Ambition found me. Or maybe I chased it. I threw myself into research, publishing, pivoting. I moved countries several times in pursuit of new opportunities. I left the comforts of traditional academia to dive into international development and returned once more. I pursued sprawling, interdisciplinary projects with too many partners and not enough time. These complex, messy, often maddening endeavors shaped who I am.

That bearish ambition brought me accolades, big jobs, incredible collaborators, and students who have inspired me. But lately, I’ve begun to ask: can I keep going at this pace? Do I even want to? I know I’m not alone in this. An article by Arthur C. Brooks in The Atlantic hit hard:

“Call it the Principle of Psychoprofessional Gravitation: the idea that the agony of professional oblivion is directly related to the height of professional prestige previously achieved, and to one’s emotional attachment to that prestige.”

In academia, no one teaches you how to slow down. It’s always go, go, go. First, you need to raise money just to do your work—and often just to pay yourself and your team. That means writing exhaustive, often soul-sucking grant proposals for donors who want the world for pennies. The odds of success? Dismal. And feedback when you fail? Don’t hold your breath.

Then there’s publishing. To prove your worth and make your science visible, you need to land in the “top journals.” But the peer review process is increasingly dysfunctional—often driven by AI-generated reviewer selection, unpaid labor, and endless revision cycles. Want people to read it? You’ll need to pay for open access. In the end, who benefits? Journals. Not the people we claim to serve.

And that’s just the research. You also need to teach, sit on committees, engage with policymakers, serve the public, and perform the theater of relevance. Academia has become a hamster wheel powered by prestige, productivity, and fear. Don’t get me wrong—I love academia and the freedoms it affords. The opportunity to engage with students is unmatched, and the pursuit of new ideas, discoveries, and knowledge remains deeply fulfilling.

I know I sound old. Maybe I am. I’m 53, and as Jackson Browne once sang, I’ve been running on empty for a while now. The spark is still there, but the fire’s a little dimmer.

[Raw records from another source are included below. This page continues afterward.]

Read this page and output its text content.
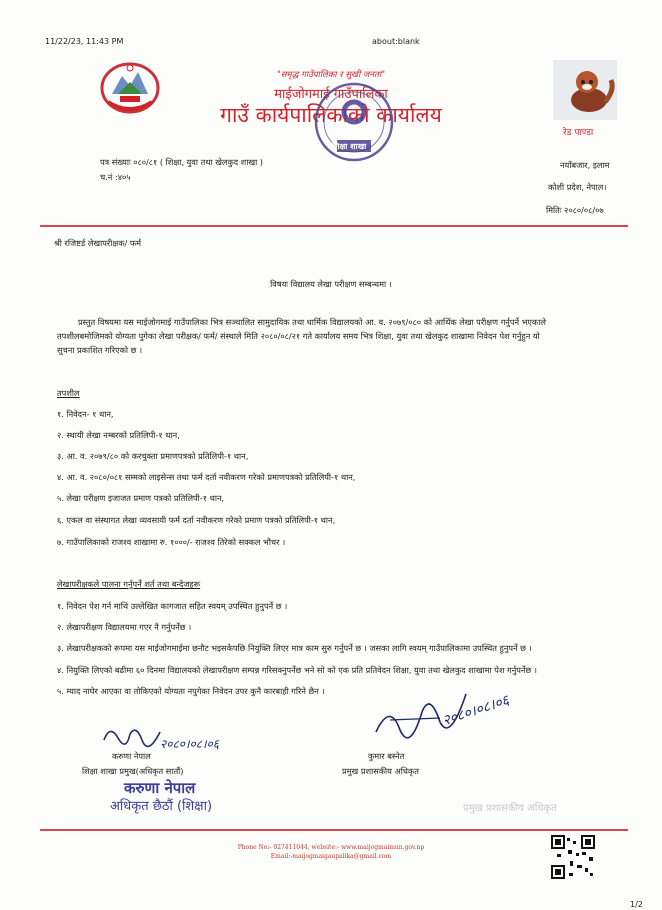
11/22/23, 11:43 PM	about:blank
रेड पाण्डा
"समृद्ध गाउँपालिका र सुखी जनता"
माईजोगमाई गाउँपालिका
गाउँ कार्यपालिकाको कार्यालय
शिक्षा शाखा
पत्र संख्याः ०८०/८१ ( शिक्षा, युवा तथा खेलकुद शाखा )
च.नं :४०५
नयाँबजार, इलाम
कोशी प्रदेश, नेपाल।
मितिः २०८०/०८/०७
श्री रजिष्टर्ड लेखापरीक्षक/ फर्म
विषयः विद्यालय लेखा परीक्षण सम्बन्धमा ।
प्रस्तुत विषयमा यस माईजोगमाई गाउँपालिका भित्र सञ्चालित सामुदायिक तथा धार्मिक विद्यालयको आ. व. २०७९/०८० को आर्थिक लेखा परीक्षण गर्नुपर्ने भएकाले
तपशीलबमोजिमको योग्यता पुगेका लेखा परीक्षक/ फर्म/ संस्थाले मिति २०८०/०८/२१ गते कार्यालय समय भित्र शिक्षा, युवा तथा खेलकुद शाखामा निवेदन पेश गर्नुहुन यो
सुचना प्रकाशित गरिएको छ ।
तपशील
१. निवेदन- १ थान,
२. स्थायी लेखा नम्बरको प्रतिलिपी-१ थान,
३. आ. व. २०७९/८० को करचुक्ता प्रमाणपत्रको प्रतिलिपी-१ थान,
४. आ. व. २०८०/०८१ सम्मको लाइसेन्स तथा फर्म दर्ता नवीकरण गरेको प्रमाणपत्रको प्रतिलिपी-१ थान,
५. लेखा परीक्षण इजाजत प्रमाण पत्रको प्रतिलिपी-१ थान,
६. एकल वा संस्थागत लेखा व्यवसायी फर्म दर्ता नवीकरण गरेको प्रमाण पत्रको प्रतिलिपी-१ थान,
७. गाउँपालिकाको राजश्व शाखामा रु. १०००/- राजश्व तिरेको सक्कल भौचर ।
लेखापरीक्षकले पालना गर्नुपर्ने शर्त तथा बन्देजहरू
१. निवेदन पेश गर्न माथि उल्लेखित कागजात सहित स्वयम् उपस्थित हुनुपर्ने छ ।
२. लेखापरीक्षण विद्यालयमा गएर नै गर्नुपर्नेछ ।
३. लेखापरीक्षकको रूपमा यस माईजोगमाईमा छनौट भइसकेपछि नियुक्ति लिएर मात्र काम सुरु गर्नुपर्ने छ । जसका लागि स्वयम् गाउँपालिकामा उपस्थित हुनुपर्ने छ ।
४. नियुक्ति लिएको बढीमा ६० दिनमा विद्यालयको लेखापरीक्षण सम्पन्न गरिसक्नुपर्नेछ भने सो को एक प्रति प्रतिवेदन शिक्षा, युवा तथा खेलकुद शाखामा पेश गर्नुपर्नेछ ।
५. म्याद नाघेर आएका वा तोकिएको योग्यता नपुगेका निवेदन उपर कुनै कारबाही गरिने छैन ।
२०८०।०८।०६
करुणा नेपाल
शिक्षा शाखा प्रमुख(अधिकृत सातौं)
करुणा नेपाल
अधिकृत छैठौं (शिक्षा)
२०८०।०८।०६
कुमार बस्नेत
प्रमुख प्रशासकीय अधिकृत
प्रमुख प्रशासकीय अधिकृत
Phone No:- 027411044, website:- www.maijogmaimun.gov.np
Email:-maijogmaigaupalika@gmail.com
1/2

I’m not interested in building anything new—no more centers, initiatives, or empires. I don’t need another publication, another invisible promotion, or a bigger team.

I want to work differently. Slower. With more intention. Less Bear, more Beef.

That means letting go—not of the science, but of the ego that comes with it. It means embracing the role of mentor, not builder. Teacher, not hustler. I’m ready to spend less time painting the canvas and more time showing others how to hold the brush.

So, as I step into this next chapter—joining the Johns Hopkins School of Advanced International Studies in Bologna, Italy—I’ll say goodbye to all that: the pace, the prestige, the panic. If I build or invest in anything now, it will be with intention—to ensure that those who come after me are prepared to navigate the complexities of this shifting world.

And maybe, just maybe, I’ll enjoy the art I’ve already made. Hang it up. Share it with others. Teach the next generation how to sketch something of their own.

Because sometimes, success is knowing when to stop chasing stars—and start passing the torch. So, enjoy every sandwich.